Sure there's more, not my area of expertise, so welcome other opinions.

Cheers, Big Ant
All very good questions which may take some time to agree.

An alternative would be to licence the libraries or contributions for a % of the sale price. This is far more likely to give you a return in the shrt term than some shares.


Beardy10

23,300 posts

176 months

Sunday 11th July 2010
quotequote all
I think a lot of the things you think you would reasonably want are unlikely to be agreed to by the majority shareholder...it's worth asking for but ultimately whilst you are taking risk by exchanging fees for shares you are also getting more upside. Instead of going in with a lengthy shopping list I would maybe go in with four or five points you want with say two or three of those being absolute must have's....if you get the other two then great but if not the other side of the equation doesn't feel like they have been held to ransom.

One thing that I would definitely want to know is who owns the IP/Patents if there are any ? It MUST be the company. There's a reason why the Dragon's always ask that question.
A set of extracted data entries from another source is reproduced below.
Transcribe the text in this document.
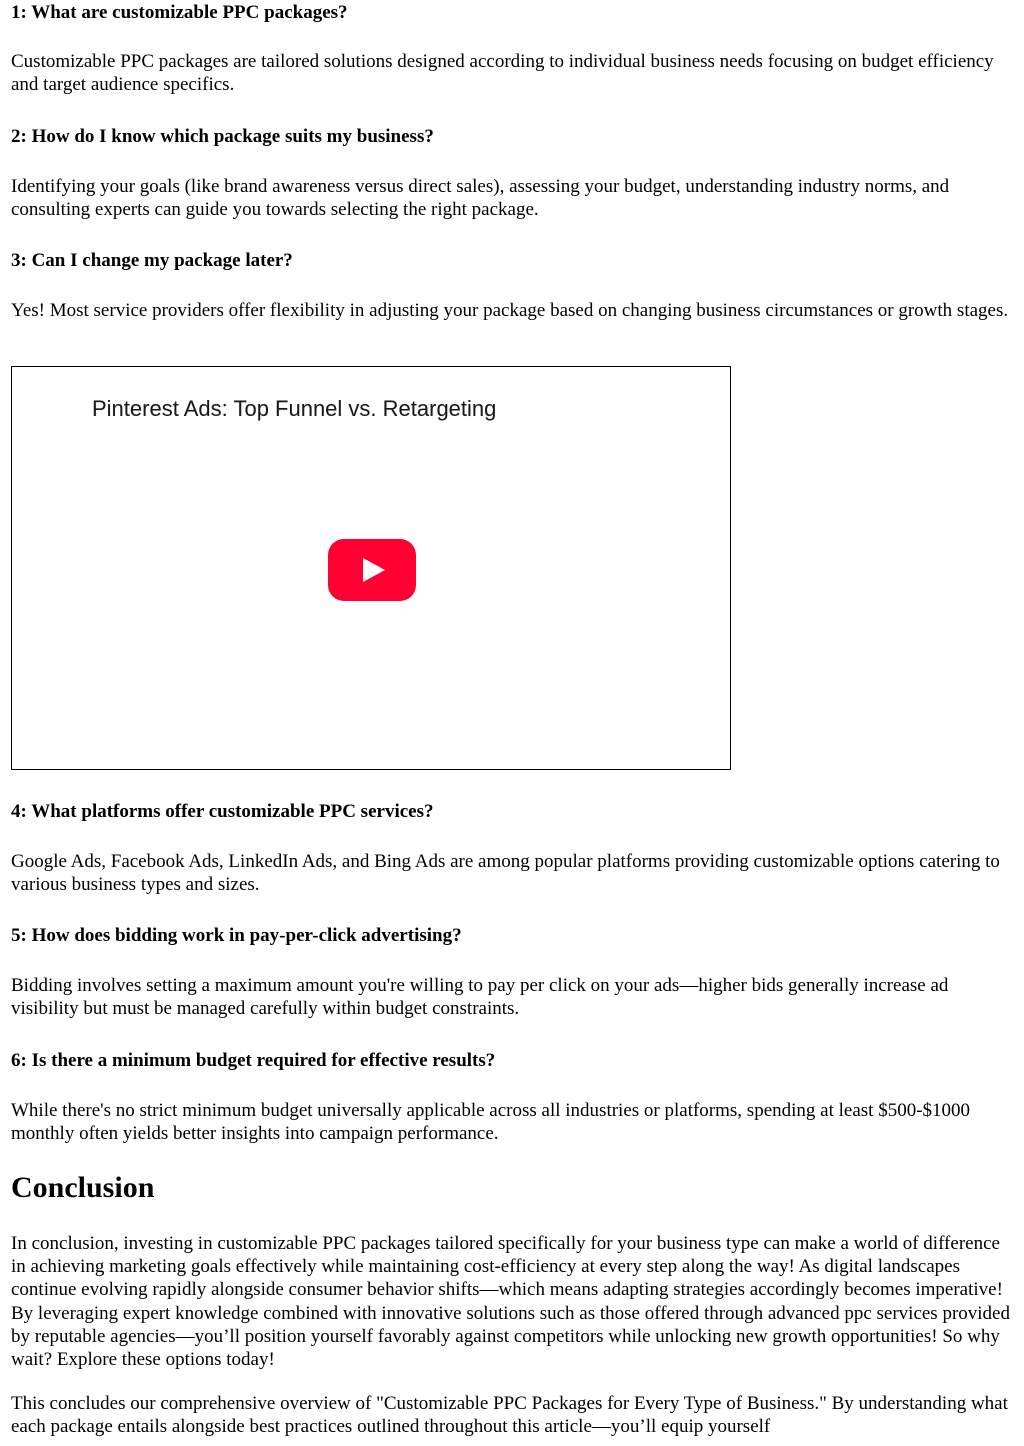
1: What are customizable PPC packages?

Customizable PPC packages are tailored solutions designed according to individual business needs focusing on budget efficiency and target audience specifics.

2: How do I know which package suits my business?

Identifying your goals (like brand awareness versus direct sales), assessing your budget, understanding industry norms, and consulting experts can guide you towards selecting the right package.

3: Can I change my package later?

Yes! Most service providers offer flexibility in adjusting your package based on changing business circumstances or growth stages.

Pinterest Ads: Top Funnel vs. Retargeting

4: What platforms offer customizable PPC services?

Google Ads, Facebook Ads, LinkedIn Ads, and Bing Ads are among popular platforms providing customizable options catering to various business types and sizes.

5: How does bidding work in pay-per-click advertising?

Bidding involves setting a maximum amount you're willing to pay per click on your ads—higher bids generally increase ad visibility but must be managed carefully within budget constraints.

6: Is there a minimum budget required for effective results?

While there's no strict minimum budget universally applicable across all industries or platforms, spending at least $500-$1000 monthly often yields better insights into campaign performance.

Conclusion

In conclusion, investing in customizable PPC packages tailored specifically for your business type can make a world of difference in achieving marketing goals effectively while maintaining cost-efficiency at every step along the way! As digital landscapes continue evolving rapidly alongside consumer behavior shifts—which means adapting strategies accordingly becomes imperative! By leveraging expert knowledge combined with innovative solutions such as those offered through advanced ppc services provided by reputable agencies—you’ll position yourself favorably against competitors while unlocking new growth opportunities! So why wait? Explore these options today!

This concludes our comprehensive overview of "Customizable PPC Packages for Every Type of Business." By understanding what each package entails alongside best practices outlined throughout this article—you’ll equip yourself
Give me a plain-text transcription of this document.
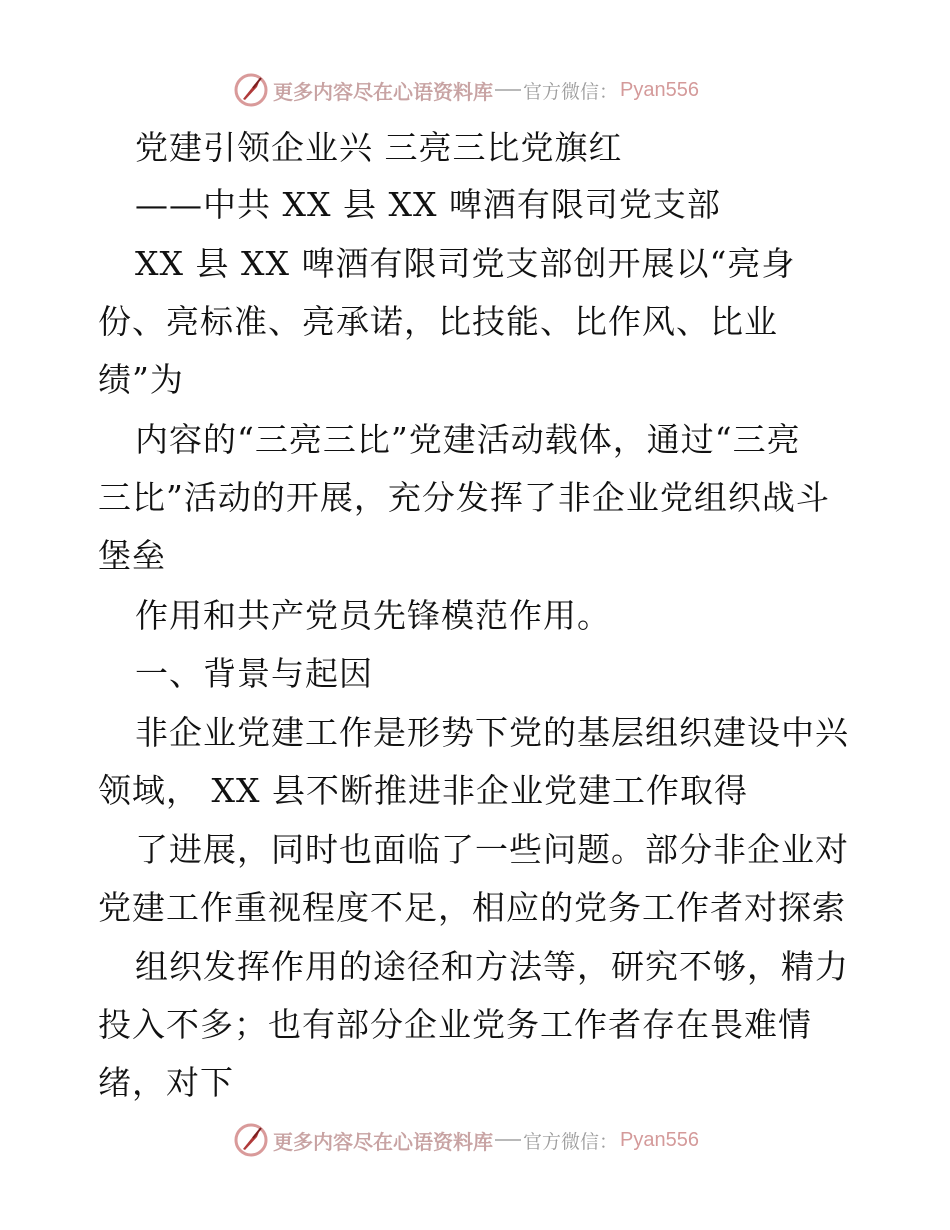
更多内容尽在心语资料库 官方微信： Pyan556
党建引领企业兴 三亮三比党旗红
——中共 XX 县 XX 啤酒有限司党支部
XX 县 XX 啤酒有限司党支部创开展以“亮身
份、亮标准、亮承诺，比技能、比作风、比业
绩”为
内容的“三亮三比”党建活动载体，通过“三亮
三比”活动的开展，充分发挥了非企业党组织战斗
堡垒
作用和共产党员先锋模范作用。
一、背景与起因
非企业党建工作是形势下党的基层组织建设中兴
领域， XX 县不断推进非企业党建工作取得
了进展，同时也面临了一些问题。部分非企业对
党建工作重视程度不足，相应的党务工作者对探索
组织发挥作用的途径和方法等，研究不够，精力
投入不多；也有部分企业党务工作者存在畏难情
绪，对下
更多内容尽在心语资料库 官方微信： Pyan556
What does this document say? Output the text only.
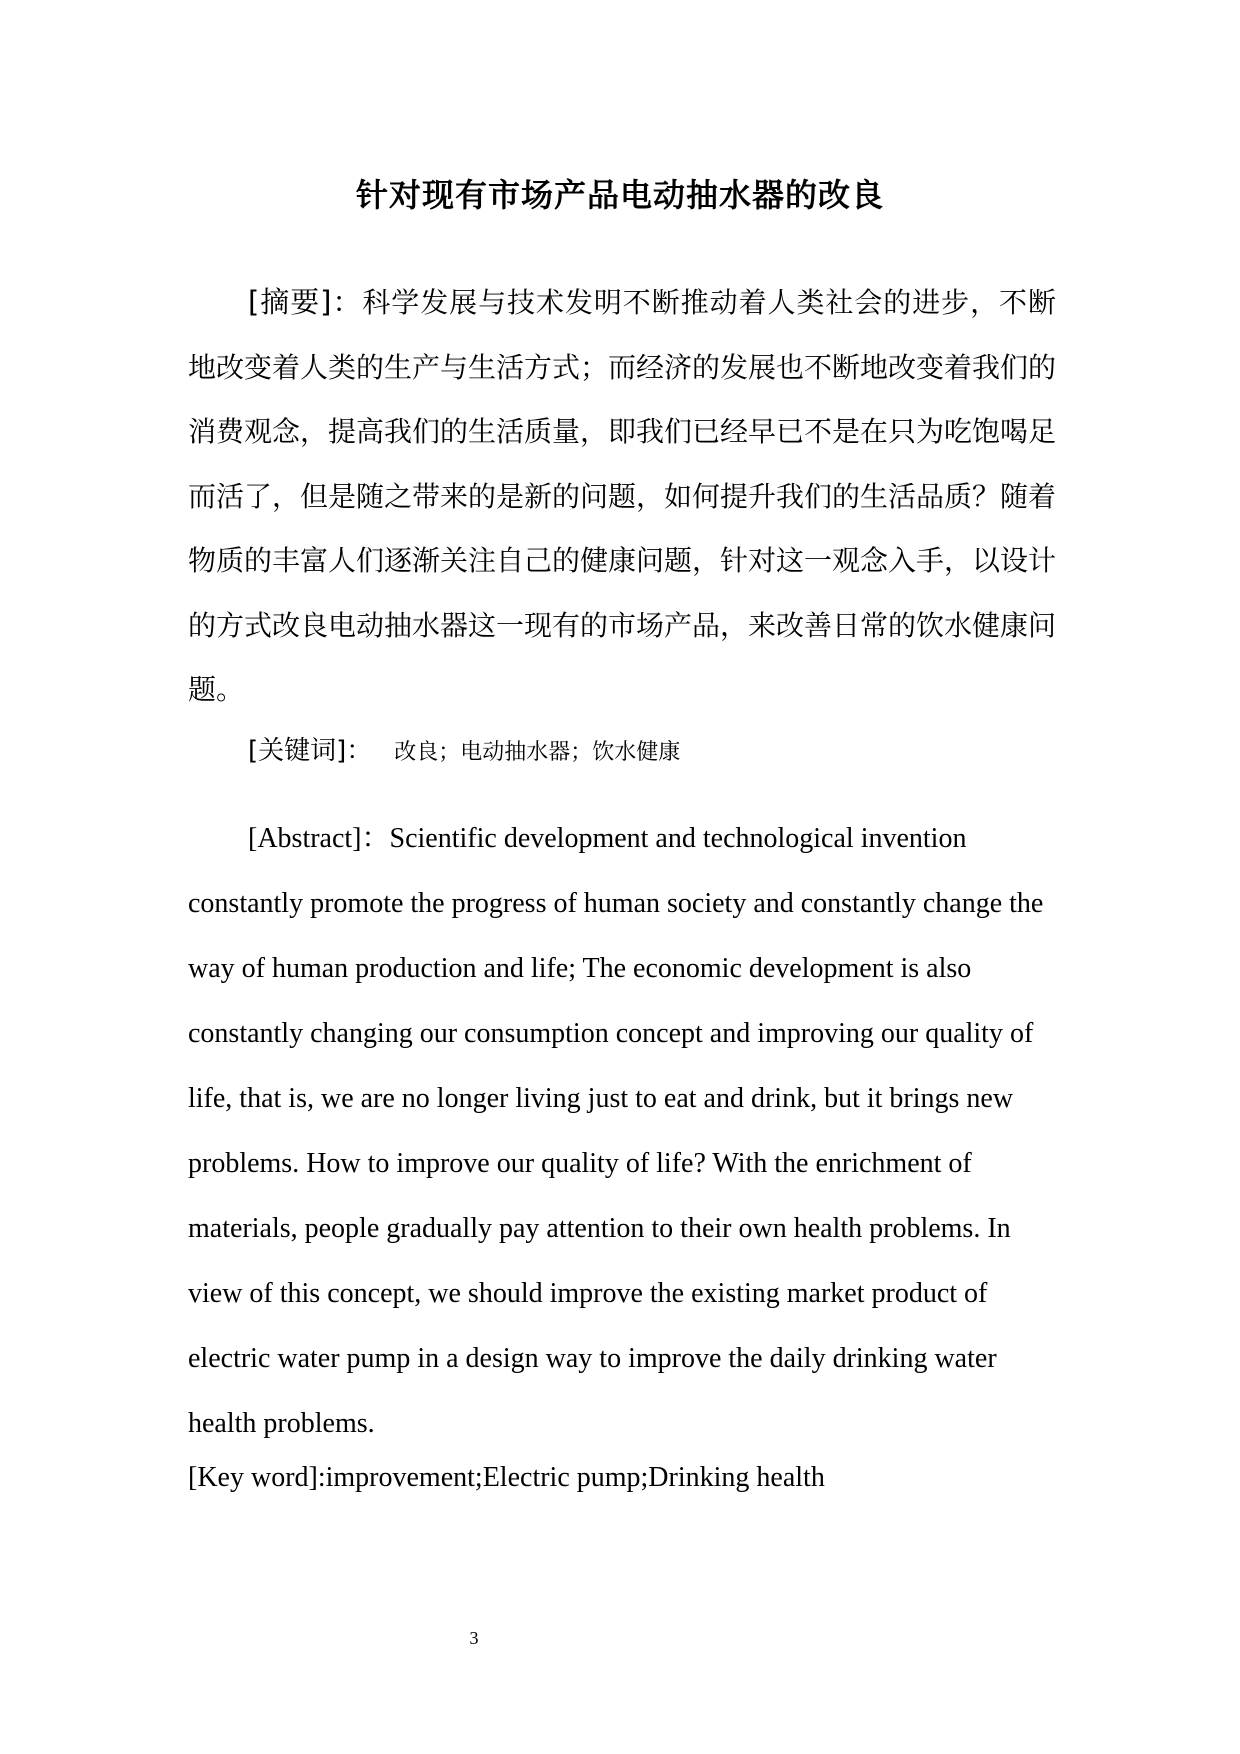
针对现有市场产品电动抽水器的改良

[摘要]：科学发展与技术发明不断推动着人类社会的进步，不断地改变着人类的生产与生活方式；而经济的发展也不断地改变着我们的消费观念，提高我们的生活质量，即我们已经早已不是在只为吃饱喝足而活了，但是随之带来的是新的问题，如何提升我们的生活品质？随着物质的丰富人们逐渐关注自己的健康问题，针对这一观念入手，以设计的方式改良电动抽水器这一现有的市场产品，来改善日常的饮水健康问题。

[关键词]： 改良；电动抽水器；饮水健康

[Abstract]：Scientific development and technological invention constantly promote the progress of human society and constantly change the way of human production and life; The economic development is also constantly changing our consumption concept and improving our quality of life, that is, we are no longer living just to eat and drink, but it brings new problems. How to improve our quality of life? With the enrichment of materials, people gradually pay attention to their own health problems. In view of this concept, we should improve the existing market product of electric water pump in a design way to improve the daily drinking water health problems.

[Key word]:improvement;Electric pump;Drinking health

3
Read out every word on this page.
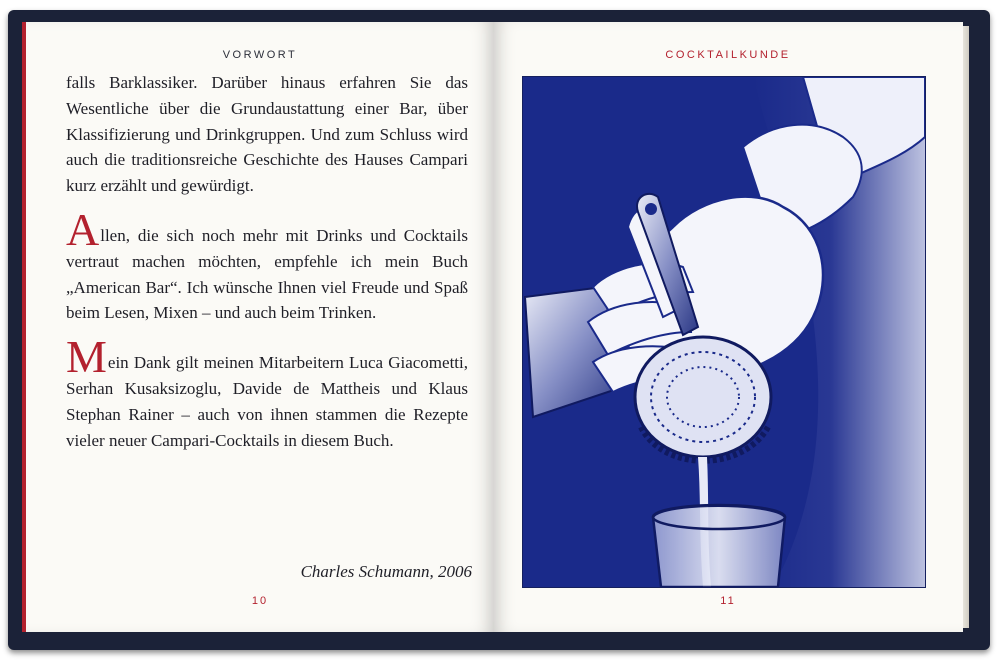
VORWORT

falls Barklassiker. Darüber hinaus erfahren Sie das Wesentliche über die Grundaustattung einer Bar, über Klassifizierung und Drinkgruppen. Und zum Schluss wird auch die traditionsreiche Geschichte des Hauses Campari kurz erzählt und gewürdigt.

Allen, die sich noch mehr mit Drinks und Cocktails vertraut machen möchten, empfehle ich mein Buch „American Bar“. Ich wünsche Ihnen viel Freude und Spaß beim Lesen, Mixen – und auch beim Trinken.

Mein Dank gilt meinen Mitarbeitern Luca Giacometti, Serhan Kusaksizoglu, Davide de Mattheis und Klaus Stephan Rainer – auch von ihnen stammen die Rezepte vieler neuer Campari-Cocktails in diesem Buch.

Charles Schumann, 2006
10
COCKTAILKUNDE
11
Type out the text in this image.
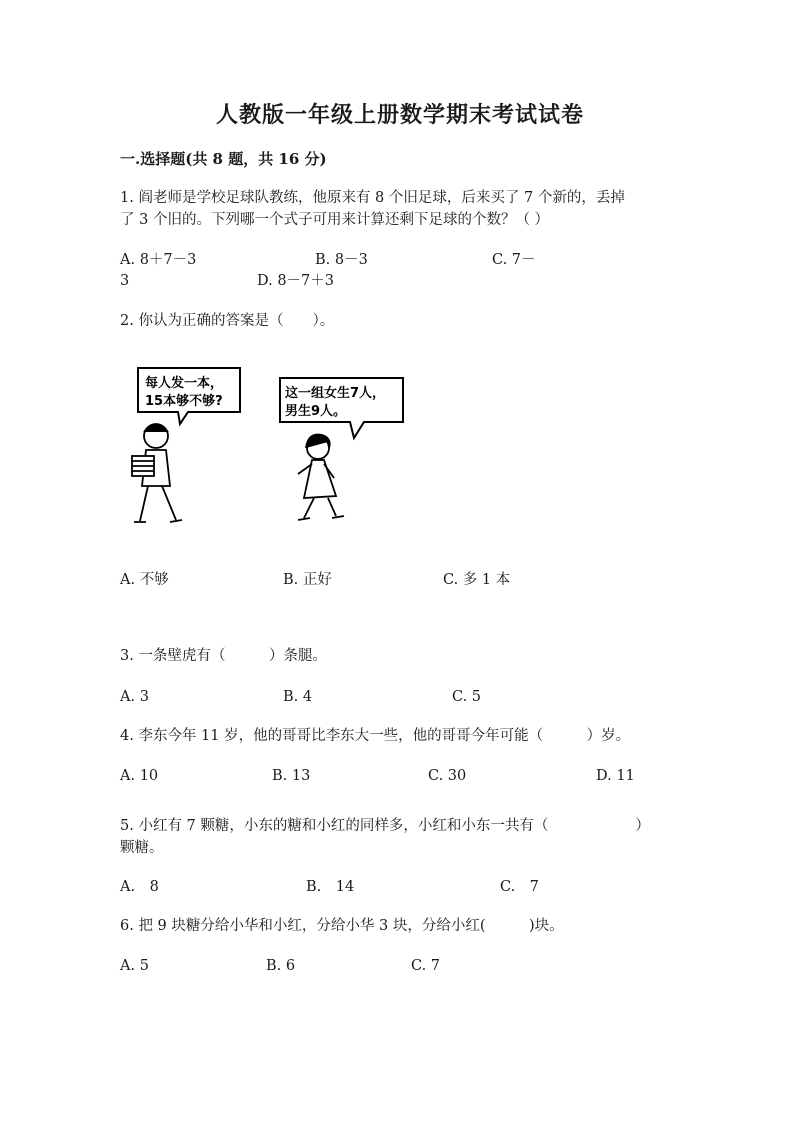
人教版一年级上册数学期末考试试卷
一.选择题(共 8 题，共 16 分)
1. 阎老师是学校足球队教练，他原来有 8 个旧足球，后来买了 7 个新的，丢掉
了 3 个旧的。下列哪一个式子可用来计算还剩下足球的个数？（ ）
A. 8＋7－3	B. 8－3	C. 7－
3	D. 8－7＋3
2. 你认为正确的答案是（　　）。
每人发一本，
15本够不够?
这一组女生7人，
男生9人。
A. 不够	B. 正好	C. 多 1 本
3. 一条壁虎有（　　　）条腿。
A. 3	B. 4	C. 5
4. 李东今年 11 岁，他的哥哥比李东大一些，他的哥哥今年可能（　　　）岁。
A. 10	B. 13	C. 30	D. 11
5. 小红有 7 颗糖，小东的糖和小红的同样多，小红和小东一共有（　　　　　　）
颗糖。
A.　8	B.　14	C.　7
6. 把 9 块糖分给小华和小红，分给小华 3 块，分给小红(　　　)块。
A. 5	B. 6	C. 7
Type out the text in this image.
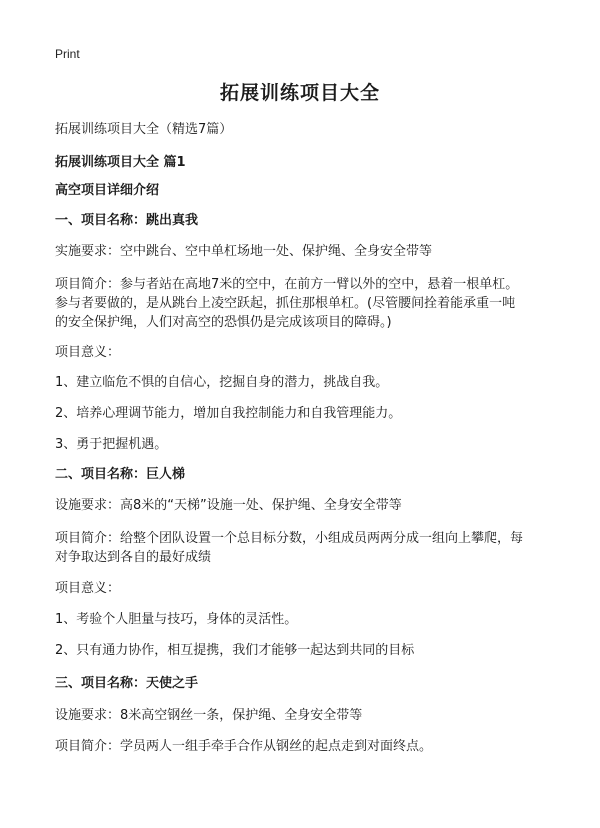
Print
拓展训练项目大全
拓展训练项目大全（精选7篇）
拓展训练项目大全 篇1
高空项目详细介绍
一、项目名称：跳出真我
实施要求：空中跳台、空中单杠场地一处、保护绳、全身安全带等
项目简介：参与者站在高地7米的空中，在前方一臂以外的空中，悬着一根单杠。
参与者要做的，是从跳台上凌空跃起，抓住那根单杠。(尽管腰间拴着能承重一吨
的安全保护绳，人们对高空的恐惧仍是完成该项目的障碍。)
项目意义：
1、建立临危不惧的自信心，挖掘自身的潜力，挑战自我。
2、培养心理调节能力，增加自我控制能力和自我管理能力。
3、勇于把握机遇。
二、项目名称：巨人梯
设施要求：高8米的“天梯”设施一处、保护绳、全身安全带等
项目简介：给整个团队设置一个总目标分数，小组成员两两分成一组向上攀爬，每
对争取达到各自的最好成绩
项目意义：
1、考验个人胆量与技巧，身体的灵活性。
2、只有通力协作，相互提携，我们才能够一起达到共同的目标
三、项目名称：天使之手
设施要求：8米高空钢丝一条，保护绳、全身安全带等
项目简介：学员两人一组手牵手合作从钢丝的起点走到对面终点。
Things like dividends are very hard to nail down as you certainly don't want a situation where a company is forced to pay dividends that it can't afford. If anything I would want an agreement in a start up where dividends can't be paid for two or three years, ideally you want a company to invest in the business (which should ultimately give you a much higher return) or have a buffer of working capital....if you are in a start up for anything other than capital growth you shouldn't be in it.

I think getting a clause for formalising an exit for a minority shareholder where the majority shareholders buys you out is going to be very hard. They are naturally always going to want a discount to what they see as fair value. What you do need to make sure of is that there are pre-emption rights along with drag and tag etc.

Also it might be worth seeing if you can get your investment in the new company structured in a way that it is eligible for EIS relief....then you wouldn't have to pay CGT come sale time. That would be something I would really want to push for and doesn't cost the majority shareholder anything. You should check that with the company accountant. I suspect you actually need to write a cheque for EIS relief though. You would also get income tax relief on your "investment".